Aller au contenu

Paris web 2025, deux jours parmi les bisounours - Jour 2

Déjà le deuxième jour de Paris Web 2025 : à peine remis des enseignements de la veille, nous voici prêts à enchaîner. Entre validisme, typographie et sécurité, c’est le grand écart. Mais la qualité fait le lien entre tous ces sujets.

Retour sur la deuxième journée de Paris Web 2025

Retrouvez le résumé du jour 1

  1. Design validiste: Comment rompre les normes systémiques
  2. Logiciel libre: participer, partager et créer
  3. Maintenance du web: des données de référence, des boucles et du lien humain
  4. L’impact psychosocial de l’IA sur le futur de nos métiers du numérique
  5. Identifier et choisir une typographie lisible
  6. Le S de HTTPS
  7. Les Web components et l’accessibilité
  8. Un web disponible, même sans internet
  9. Paillettes, Netscape et GIFs animés
  10. Paris (web) c'est fini !

Design validiste: Comment rompre les normes systémiques

Un slide parlant du "Validisme en société: Institurionnalisation, École inclusive sans moyens, Report des obligations d'accessibilité."
Tamara Sredojevic sur la scène de Paris Web

Cette deuxième journée commence fort avec Tamara Sredojevic, qui nous a donné des munitions pour lutter contre ces projets que personne n’a demandés et « arrêter d’avoir des trucs pas faits pour les gens mais pour l’argent ». Parce qu’en tant que personnes travaillant dans la tech, on en a marre de faire des choses inutiles et dépourvues de sens ; on fuirait bien notre quotidien en allant élever des chèvres, mais « le Larzac n’a pas demandé à accueillir toute la tech française ».

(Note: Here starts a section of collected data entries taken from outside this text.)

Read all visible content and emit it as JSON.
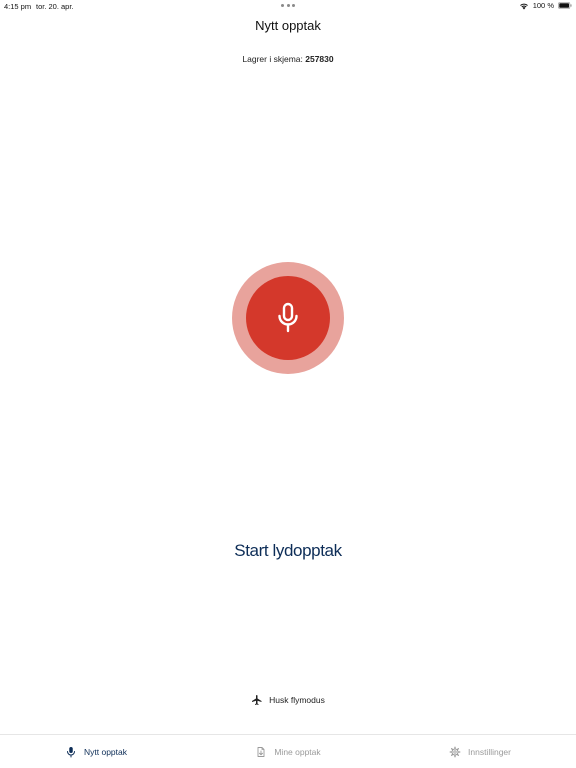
{
  "status_bar": {
    "time": "4:15 pm",
    "date": "tor. 20. apr.",
    "battery": "100 %"
  },
  "header": {
    "title": "Nytt opptak"
  },
  "save_info": {
    "label": "Lagrer i skjema:",
    "value": "257830"
  },
  "record": {
    "label": "Start lydopptak",
    "icon": "microphone-icon",
    "accent_color": "#d4382b",
    "halo_color": "#e8a39c"
  },
  "reminder": {
    "icon": "airplane-icon",
    "text": "Husk flymodus"
  },
  "tabs": [
    {
      "label": "Nytt opptak",
      "icon": "microphone-icon",
      "active": true
    },
    {
      "label": "Mine opptak",
      "icon": "document-download-icon",
      "active": false
    },
    {
      "label": "Innstillinger",
      "icon": "gear-icon",
      "active": false
    }
  ]
}
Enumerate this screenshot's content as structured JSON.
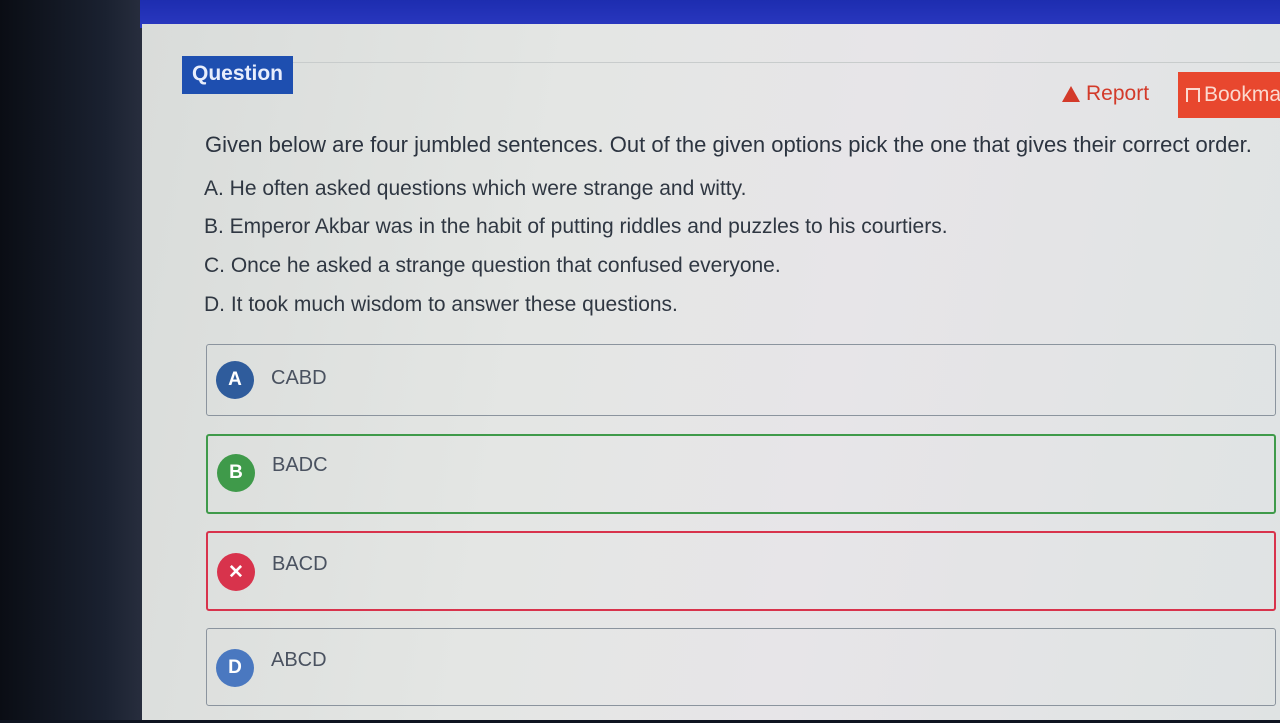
{
  "header": {
    "tag_label": "Question",
    "report_label": "Report",
    "bookmark_label": "Bookma"
  },
  "question": {
    "stem": "Given below are four jumbled sentences. Out of the given options pick the one that gives their correct order.",
    "sentences": [
      "A. He often asked questions which were strange and witty.",
      "B. Emperor Akbar was in the habit of putting riddles and puzzles to his courtiers.",
      "C. Once he asked a strange question that confused everyone.",
      "D. It took much wisdom to answer these questions."
    ]
  },
  "options": [
    {
      "badge": "A",
      "label": "CABD",
      "state": "neutral",
      "badge_color": "#2f5c9c"
    },
    {
      "badge": "B",
      "label": "BADC",
      "state": "correct",
      "badge_color": "#3f9a4a"
    },
    {
      "badge": "✕",
      "label": "BACD",
      "state": "wrong",
      "badge_color": "#d8334c"
    },
    {
      "badge": "D",
      "label": "ABCD",
      "state": "neutral",
      "badge_color": "#4a78c0"
    }
  ],
  "colors": {
    "top_bar": "#2a38c0",
    "question_tag": "#1e4fb0",
    "report": "#d33a2a",
    "bookmark": "#e8472e",
    "correct": "#3f9a4a",
    "wrong": "#d8334c"
  }
}
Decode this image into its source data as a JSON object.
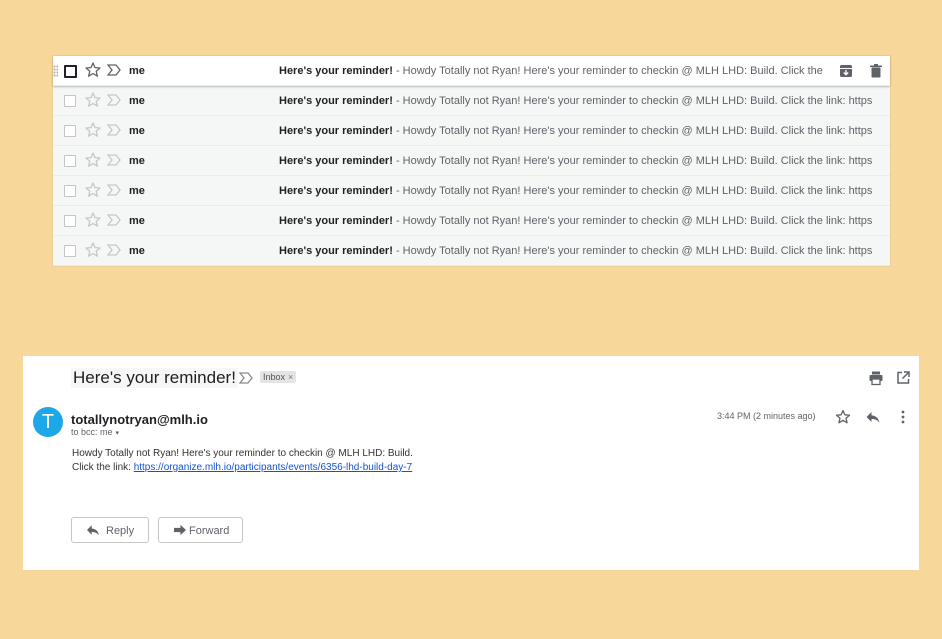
{
  "inbox": {
    "rows": [
      {
        "sender": "me",
        "subject": "Here's your reminder!",
        "snippet": " - Howdy Totally not Ryan! Here's your reminder to checkin @ MLH LHD: Build. Click the link: https://organize.mlh.io/participants/events/6356-lhd-build-day-7"
      },
      {
        "sender": "me",
        "subject": "Here's your reminder!",
        "snippet": " - Howdy Totally not Ryan! Here's your reminder to checkin @ MLH LHD: Build. Click the link: https://organize.mlh.io/participants/events/6356-lhd-build-day-7"
      },
      {
        "sender": "me",
        "subject": "Here's your reminder!",
        "snippet": " - Howdy Totally not Ryan! Here's your reminder to checkin @ MLH LHD: Build. Click the link: https://organize.mlh.io/participants/events/6356-lhd-build-day-7"
      },
      {
        "sender": "me",
        "subject": "Here's your reminder!",
        "snippet": " - Howdy Totally not Ryan! Here's your reminder to checkin @ MLH LHD: Build. Click the link: https://organize.mlh.io/participants/events/6356-lhd-build-day-7"
      },
      {
        "sender": "me",
        "subject": "Here's your reminder!",
        "snippet": " - Howdy Totally not Ryan! Here's your reminder to checkin @ MLH LHD: Build. Click the link: https://organize.mlh.io/participants/events/6356-lhd-build-day-7"
      },
      {
        "sender": "me",
        "subject": "Here's your reminder!",
        "snippet": " - Howdy Totally not Ryan! Here's your reminder to checkin @ MLH LHD: Build. Click the link: https://organize.mlh.io/participants/events/6356-lhd-build-day-7"
      },
      {
        "sender": "me",
        "subject": "Here's your reminder!",
        "snippet": " - Howdy Totally not Ryan! Here's your reminder to checkin @ MLH LHD: Build. Click the link: https://organize.mlh.io/participants/events/6356-lhd-build-day-7"
      }
    ]
  },
  "email": {
    "subject": "Here's your reminder!",
    "label": "Inbox",
    "label_remove": "×",
    "avatar_letter": "T",
    "from": "totallynotryan@mlh.io",
    "to": "to bcc: me",
    "to_caret": "▾",
    "time": "3:44 PM (2 minutes ago)",
    "body_line1": "Howdy Totally not Ryan! Here's your reminder to checkin @ MLH LHD: Build.",
    "body_line2_prefix": "Click the link: ",
    "link": "https://organize.mlh.io/participants/events/6356-lhd-build-day-7",
    "reply_label": "Reply",
    "forward_label": "Forward"
  },
  "colors": {
    "background": "#f8d79a",
    "avatar": "#1ea7e8",
    "link": "#1155cc"
  },
  "icons": [
    "drag-handle-icon",
    "checkbox",
    "star-icon",
    "importance-marker-icon",
    "archive-icon",
    "delete-icon",
    "print-icon",
    "open-in-new-window-icon",
    "reply-icon",
    "more-vert-icon",
    "forward-icon"
  ]
}
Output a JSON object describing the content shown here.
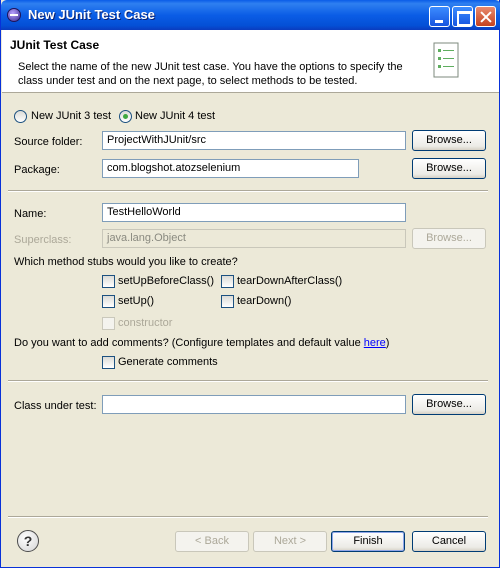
{
  "window": {
    "title": "New JUnit Test Case"
  },
  "header": {
    "title": "JUnit Test Case",
    "description": "Select the name of the new JUnit test case. You have the options to specify the class under test and on the next page, to select methods to be tested."
  },
  "radio": {
    "junit3": {
      "label": "New JUnit 3 test",
      "selected": false
    },
    "junit4": {
      "label": "New JUnit 4 test",
      "selected": true
    }
  },
  "form": {
    "source_folder": {
      "label": "Source folder:",
      "value": "ProjectWithJUnit/src",
      "browse": "Browse..."
    },
    "package": {
      "label": "Package:",
      "value": "com.blogshot.atozselenium",
      "browse": "Browse..."
    },
    "name": {
      "label": "Name:",
      "value": "TestHelloWorld"
    },
    "superclass": {
      "label": "Superclass:",
      "value": "java.lang.Object",
      "browse": "Browse..."
    },
    "class_under_test": {
      "label": "Class under test:",
      "value": "",
      "browse": "Browse..."
    }
  },
  "stubs": {
    "question": "Which method stubs would you like to create?",
    "setUpBeforeClass": "setUpBeforeClass()",
    "tearDownAfterClass": "tearDownAfterClass()",
    "setUp": "setUp()",
    "tearDown": "tearDown()",
    "constructor": "constructor"
  },
  "comments": {
    "question": "Do you want to add comments? (Configure templates and default value ",
    "link": "here",
    "close": ")",
    "generate": "Generate comments"
  },
  "buttons": {
    "back": "< Back",
    "next": "Next >",
    "finish": "Finish",
    "cancel": "Cancel"
  },
  "icons": {
    "help": "help-icon",
    "app": "eclipse-icon",
    "wizard": "junit-wizard-icon"
  },
  "colors": {
    "titlebar": "#0a5ce8",
    "dialog_bg": "#ece9d8",
    "radio_dot": "#3fa83f",
    "link": "#0000ff"
  }
}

Tamara a mis en lumière les "normes systémiques" qui nous épuisent, comme la culture du présentiel et, surtout, le validisme (attendre des personnes handicapées qu'elles fassent l'effort de s'adapter, au lieu de faire l'inverse). Elle nous a rappelé que le perfectionnisme mène au jugement et impose un niveau de performance où l'erreur est interdite.

La solution ? Distinguer productivité et productivisme (produire à tout prix). Appliquez la règle des 3U : Utile, Utilisé, Utilisable. Rien de magique : interrogez les utilisateurs — même ceux qui voient le monde autrement. Comprendre les mécanismes d’exclusion, c’est déjà commencer à s’en défaire.

Tamara illustre ce propos par une citation de Sylvie Duchateau « être aveugle c’est voir autrement »

Logiciel libre: participer, partager et créer

En rupture avec les normes systémiques, Lucie Anglade nous a offert un vent de liberté en nous tendant les clés du paradis du logiciel libre.
Le logiciel libre, ce n’est pas juste gratuit : c’est la liberté d’utiliser, d’étudier le code (pour enfin comprendre ce qui se passe sous le capot), de redistribuer et, mieux encore, de modifier. C’est le pouvoir entre les mains des utilisateurs !


Et bonne nouvelle : tout le monde peut participer à son niveau ! On peut se balader du côté des "issues" sur les dépôts de projets et proposer des corrections (certaines sont même étiquetées "faciles" pour les novices !). Vous pouvez aussi améliorer la documentation ou participer aux événements.


Bref, le logiciel libre n’attend que vous pour devenir encore meilleur. L’agenda du libre de l’APRIL vous guidera vers les prochains rassemblements pour celles et ceux qui veulent lier l’utile à l’agréable.

Maintenance du web: des données de référence, des boucles et du lien humain

François Daoust nous a ensuite présenté ses "fidèles Yaks" — autrement dit, les projets qu’il a menés au sein du W3C pour rendre la documentation du web un peu moins... mystérieuse.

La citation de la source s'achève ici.